There is also a sidebar to this work that came out of various readings and conversations with fellow artists and has to do with the notions of fame, permanence, and immortality.  I know artists who have chosen to work in particular materials because the objects and by extension the artist’s name will supposedly last forever.  I don’t derive much peace of mind knowing that a ceramic vessel I made could survive a nuclear bomb!  And how many bronzes were melted down to make cannon balls anyway? 

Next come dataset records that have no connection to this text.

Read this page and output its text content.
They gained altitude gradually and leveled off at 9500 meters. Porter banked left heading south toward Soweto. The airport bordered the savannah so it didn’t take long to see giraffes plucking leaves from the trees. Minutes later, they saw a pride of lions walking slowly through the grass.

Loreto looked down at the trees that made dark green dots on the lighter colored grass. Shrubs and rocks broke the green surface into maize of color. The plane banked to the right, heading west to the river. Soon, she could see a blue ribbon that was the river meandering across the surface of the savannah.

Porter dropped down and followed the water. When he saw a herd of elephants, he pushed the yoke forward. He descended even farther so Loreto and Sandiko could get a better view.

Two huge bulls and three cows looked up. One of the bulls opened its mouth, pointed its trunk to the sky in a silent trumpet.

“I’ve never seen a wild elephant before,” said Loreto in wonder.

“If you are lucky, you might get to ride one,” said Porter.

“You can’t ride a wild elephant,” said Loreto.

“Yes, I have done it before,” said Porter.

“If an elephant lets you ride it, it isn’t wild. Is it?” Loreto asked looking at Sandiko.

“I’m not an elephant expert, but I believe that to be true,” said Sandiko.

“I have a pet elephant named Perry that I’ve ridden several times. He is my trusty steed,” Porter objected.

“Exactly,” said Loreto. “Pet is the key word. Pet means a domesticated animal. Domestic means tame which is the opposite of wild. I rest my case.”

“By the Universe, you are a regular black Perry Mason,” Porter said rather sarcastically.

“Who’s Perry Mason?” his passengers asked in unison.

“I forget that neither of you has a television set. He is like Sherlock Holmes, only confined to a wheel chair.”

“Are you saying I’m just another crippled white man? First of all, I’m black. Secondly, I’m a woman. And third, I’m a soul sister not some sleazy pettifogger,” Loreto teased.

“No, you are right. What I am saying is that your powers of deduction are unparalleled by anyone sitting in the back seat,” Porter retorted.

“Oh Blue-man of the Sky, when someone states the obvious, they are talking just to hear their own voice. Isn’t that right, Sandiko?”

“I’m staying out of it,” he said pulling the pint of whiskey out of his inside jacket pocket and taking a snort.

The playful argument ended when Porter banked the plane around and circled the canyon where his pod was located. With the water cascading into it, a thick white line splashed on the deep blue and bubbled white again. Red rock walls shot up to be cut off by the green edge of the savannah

I’m going to hedge my bets and say that when I’m gone, I probably won’t care very much about anything especially what happens to my or other people’s art.  Does Praxiteles care that his “Hermes and Dionysos”  is missing an arm and coat of paint?  Athough I do take care in how I make things, if what I create has value and is ultimately worth preserving, than someone will find a way to conserve it if necessary.  Isn’t that something we are running into with much contemporary art on a regular basis now?  Aren’t many of the concerns about permanence more about ego than anything else?  Through these Falls projects, I have come to emphasize what happens in the living moment more than I used to.  I think this happens when you work out in nature.  I’ve read that the only form of immortality that matters in life is that little bit of genetic distinctiveness that was you that gets passed on to your children.

Since this post has fewer images than usual, I’ll end with another favorite Falls project.  I call this image, “The Sound of Running Water is Music to My Ears”  The figure is made from the usual junk I find by the river and photographed at the Falls of the Ohio State Park and will also be featured in the Oldham County exhibit.